On Tuesday night Palmer Township’s Board of Supervisors talked trash.
More accurately they mostly listened to the pros and cons of how the township will collect trash for at least the next five years.
There was no action taken Tuesday night. A vote is expected to be taken Sept. 25th.
Recycling Coordinator Cindy Oatis noted that four companies bid on the waste and recycling contract that is up for renewal on April 30, 2013. Waste Management and J.P. Mascaro & Sons were the low bidders, she said.
Currently Mascaro has the contract, which includes recycling, disposal and hauling, according to Oatis. The next contract will have individual companies handle each one, and Tuesday night’s discussion centered on hauling. The contract would be for five years, with three, one-year options, for a total of eight years.

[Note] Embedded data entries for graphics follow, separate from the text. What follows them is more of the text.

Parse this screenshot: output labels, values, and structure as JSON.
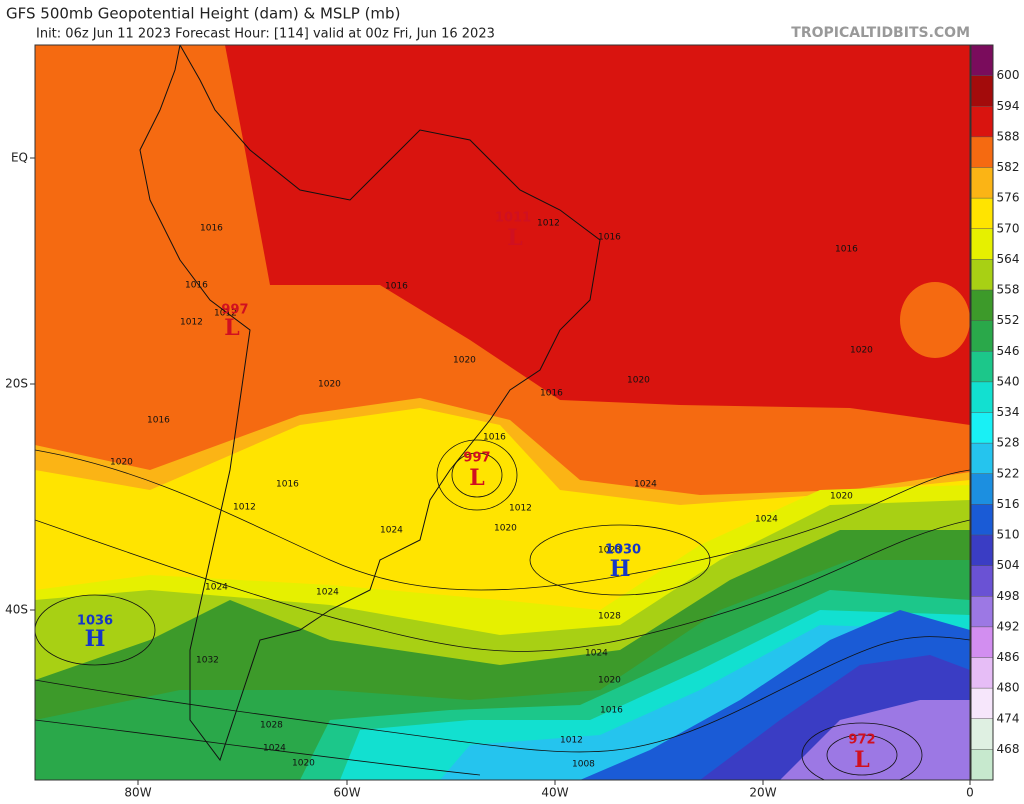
{
  "header": {
    "title": "GFS 500mb Geopotential Height (dam) & MSLP (mb)",
    "subtitle": "Init: 06z Jun 11 2023   Forecast Hour: [114]   valid at 00z Fri, Jun 16 2023",
    "site": "TROPICALTIDBITS.COM"
  },
  "colorbar": {
    "levels": [
      600,
      594,
      588,
      582,
      576,
      570,
      564,
      558,
      552,
      546,
      540,
      534,
      528,
      522,
      516,
      510,
      504,
      498,
      492,
      486,
      480,
      474,
      468
    ],
    "colors": [
      "#7a0c5c",
      "#a30b0b",
      "#d9140f",
      "#f56a11",
      "#fbb415",
      "#ffe400",
      "#e6f000",
      "#a8d014",
      "#3d9a2a",
      "#2aa84a",
      "#1cc78a",
      "#12e0d0",
      "#19f0f5",
      "#25c4ee",
      "#1c8fe0",
      "#1a5bd6",
      "#3a3dc4",
      "#6a52d4",
      "#9c78e4",
      "#d28ef0",
      "#e6bdf6",
      "#f6e6fb",
      "#dff0e2",
      "#c7e9ce"
    ]
  },
  "axes": {
    "lat_labels": [
      "EQ",
      "20S",
      "40S"
    ],
    "lon_labels": [
      "80W",
      "60W",
      "40W",
      "20W",
      "0"
    ]
  },
  "centers": [
    {
      "value": "1036",
      "letter": "H"
    },
    {
      "value": "1030",
      "letter": "H"
    },
    {
      "value": "997",
      "letter": "L"
    },
    {
      "value": "1011",
      "letter": "L"
    },
    {
      "value": "972",
      "letter": "L"
    },
    {
      "value": "997",
      "letter": "L"
    }
  ],
  "isobar_labels": [
    "1016",
    "1016",
    "1012",
    "1012",
    "1016",
    "1012",
    "1016",
    "1016",
    "1020",
    "1020",
    "1016",
    "1016",
    "1020",
    "1020",
    "1016",
    "1012",
    "1016",
    "1024",
    "1020",
    "1024",
    "1024",
    "1020",
    "1024",
    "1028",
    "1028",
    "1024",
    "1020",
    "1016",
    "1012",
    "1008",
    "1028",
    "1024",
    "1020",
    "1032",
    "1024",
    "1012",
    "1020"
  ]
}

Oatis made her pitch for a fully automated collection system.
“For one thing it would keep animals and birds out of the bags,” she noted. The fully automated system would also make for a “…cleaner and more uniform picture from the street.”
Oatis added it would be easier to transport and the lid would keep rain out as well.

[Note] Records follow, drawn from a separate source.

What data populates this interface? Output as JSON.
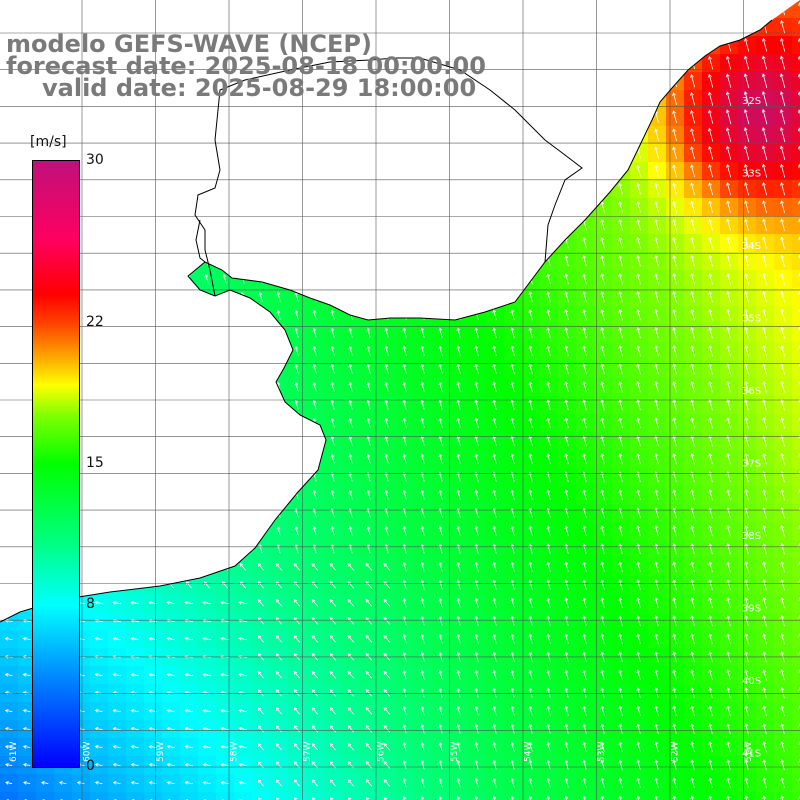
{
  "title": {
    "line1": "modelo GEFS-WAVE (NCEP)",
    "line2": "forecast date: 2025-08-18 00:00:00",
    "line3": "valid date: 2025-08-29 18:00:00"
  },
  "colorbar": {
    "unit": "[m/s]",
    "min": 0,
    "max": 30,
    "ticks": [
      {
        "label": "30",
        "value": 30
      },
      {
        "label": "22",
        "value": 22
      },
      {
        "label": "15",
        "value": 15
      },
      {
        "label": "8",
        "value": 8
      },
      {
        "label": "0",
        "value": 0
      }
    ],
    "colors": [
      "#0000ff",
      "#0080ff",
      "#00ffff",
      "#00ff80",
      "#00ff00",
      "#80ff00",
      "#ffff00",
      "#ffa000",
      "#ff0000",
      "#c0107a"
    ]
  },
  "map": {
    "lat_labels": [
      "32S",
      "33S",
      "34S",
      "35S",
      "36S",
      "37S",
      "38S",
      "39S",
      "40S",
      "41S"
    ],
    "lon_labels": [
      "61W",
      "60W",
      "59W",
      "58W",
      "57W",
      "56W",
      "55W",
      "54W",
      "53W",
      "52W",
      "51W"
    ],
    "ocean_color": "#00ff60",
    "land_color": "#ffffff",
    "arrow_color": "#ffffff"
  }
}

The automated system has trucks picking up trash with a mechanical arm, thus eliminating the crews needed down to collect it down to one person, a driver on the right side of the truck.

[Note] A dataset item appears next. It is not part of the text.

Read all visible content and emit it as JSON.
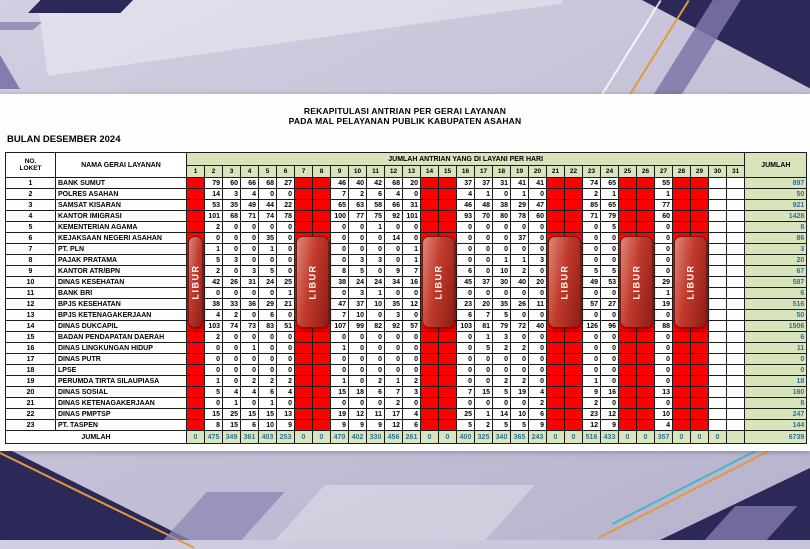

Each of the township’s 7,200 residents would be required to have two carts by next spring – one for garbage, the other for recycling – said Chairman David Colver.
Those carts would be supplied by the township. If residents required more space, then another cart could be bought for about $125 over the course of the life of the contract.
But the impetus behind the move would undoubtedly be fiscal as the township would receive $47 per ton from recycling, according to Oatis.
Currently the township’s recycling percentage is languishing at only 17 percent, according to Supervisor Robert Lammi.
Resident currently pay $309 per year for trash and recycling, Colver said. And no matter what decision supervisors make next month, it will cost residents less.
“Rates are going down,” Colver said. “We’re going south, not north.”